KARACHI: The KSE-100 Index tanked 903.12 points or 2.15% on Tuesday, as increasing political turbulence after Nawaz Sharif’s re-election as PML-N’s chief and law-enforcement personnel’s refusal to let ministers accompany him to the accountability court further unsettled investors.
Already worried over the country’s economic position, especially with regards to external trade and deficit positions, investors opted to offload shares from the word go, resulting in the benchmark-100 index touching a low of 41,025.2 points.
Apprehensions of a price war in the cement sector and poor off-take in the fertiliser sector for last month acted as the major draggers as well.
At close on Tuesday, the KSE-100 Index registered a fall of 903.12 points to finish at 41,115.78, barely 90 points higher than its lowest level during intra-day trading.
According to Elixir Securities, Pakistan equities closed lower after undergoing fresh hammering due to institutional selling that dragged the KSE-100 Index down to almost 41,000 points.
“Market lost ground early on amid turbulence on political front as heavyweight sectors dragged the index on thin activity,” the report said.
“Cements led declines as the news of cut in cement prices by DG Khan Cement (-5%) in the range of Rs5-10/bag impacted the whole sector negatively with investors spooked on concerns of a possible price war among players. Thirteen out of 19 cement companies closed limit down as a result of this phenomenon.
“Meanwhile, fertiliser companies also witnessed pressure in anticipation of poor off-take figures for last month.
“We expect stocks to remain under pressure and trade volatile in the coming days with investors sitting tight and flows and politics guiding market direction,” the report added.
JS Global analyst Maaz Mulla the KSE-100 plummeted in today’s trading session closing 903 points below yesterday’s close at 41,116 level (-2.15%) as concerns over political scenario continued to keep investors’ confidence on the weaker side.
“Cement sector led the decline in the market as LUCK (-5.0%), DGKC (-5.0%), MLCF (-4.9%), CHCC (-5.0%) and FCCL (-5.0%) all closed at their lower circuit, cumulatively contributing -161 points to the index.
“Oil and gas exploration and production sector lost value to close in the red zone where PPL (-3.1%), POL (-0.2%) and OGDC (-2.2%) were the major losers of the sector.
“Fertiliser sector also witnessed bearish momentum with FFBL (-3.5%), FATIMA (-2.5%) and FFC (-2.4%) closing in the red trajectory.

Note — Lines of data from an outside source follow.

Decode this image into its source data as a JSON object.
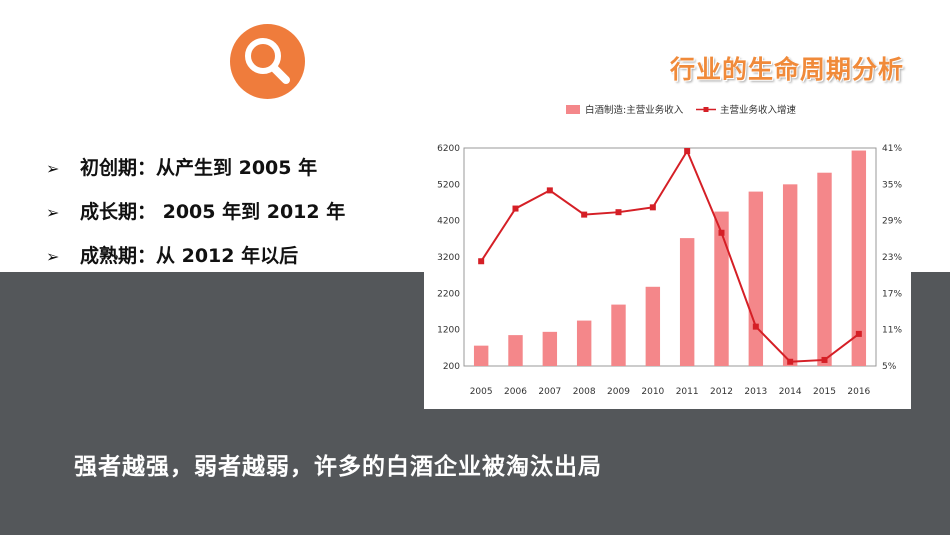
{
  "page": {
    "title": "行业的生命周期分析",
    "stages": [
      {
        "text": "初创期：从产生到 2005 年"
      },
      {
        "text": "成长期： 2005 年到 2012 年"
      },
      {
        "text": "成熟期：从 2012 年以后"
      }
    ],
    "conclusion": "强者越强，弱者越弱，许多的白酒企业被淘汰出局"
  },
  "colors": {
    "accent": "#ef7c3c",
    "title": "#f08a3a",
    "band": "#54575a",
    "bar": "#f4878a",
    "line": "#d51f26"
  },
  "icons": {
    "badge": "search-icon"
  },
  "chart_data": {
    "type": "bar",
    "categories": [
      "2005",
      "2006",
      "2007",
      "2008",
      "2009",
      "2010",
      "2011",
      "2012",
      "2013",
      "2014",
      "2015",
      "2016"
    ],
    "series": [
      {
        "name": "白酒制造:主营业务收入",
        "type": "bar",
        "axis": "left",
        "values": [
          760,
          1050,
          1140,
          1450,
          1890,
          2380,
          3720,
          4450,
          5000,
          5200,
          5520,
          6130
        ]
      },
      {
        "name": "主营业务收入增速",
        "type": "line",
        "axis": "right",
        "values": [
          22.3,
          31.0,
          34.0,
          30.0,
          30.4,
          31.2,
          40.5,
          27.0,
          11.5,
          5.7,
          6.0,
          10.3
        ]
      }
    ],
    "ylim_left": [
      200,
      6200
    ],
    "yticks_left": [
      200,
      1200,
      2200,
      3200,
      4200,
      5200,
      6200
    ],
    "ylim_right": [
      5,
      41
    ],
    "yticks_right": [
      "5%",
      "11%",
      "17%",
      "23%",
      "29%",
      "35%",
      "41%"
    ],
    "legend": "top",
    "grid": false
  }
}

“Moving forward, we expect similar bearish trend to continue unless we see any clarity over political scenario or positive triggers on the economic front. We recommend investors to remain cautious and sell on strength,” Mulla added.
Overall, trading volumes rose to 121 million shares compared with Monday’s tally of 88 million.
Shares of 392 companies were traded. At the end of the day, 51 stocks closed higher, 328 declined while 13 remained unchanged. The value of shares traded during the day was Rs6.7 billion.
Maple Leaf was the volume leader with 9.5 million shares, losing Rs4.10 to close at Rs78.87. It was followed by TRG Pakistan with 6.8 million shares, losing Rs1.74 to close at Rs35.31 and K-Electric with 6.8 million shares, losing Rs0.06 to close at Rs6.86.
Foreign institutional investors were net buyers of Rs128 million during the trading session, according to data compiled by the National Clearing Company of Pakistan Limit.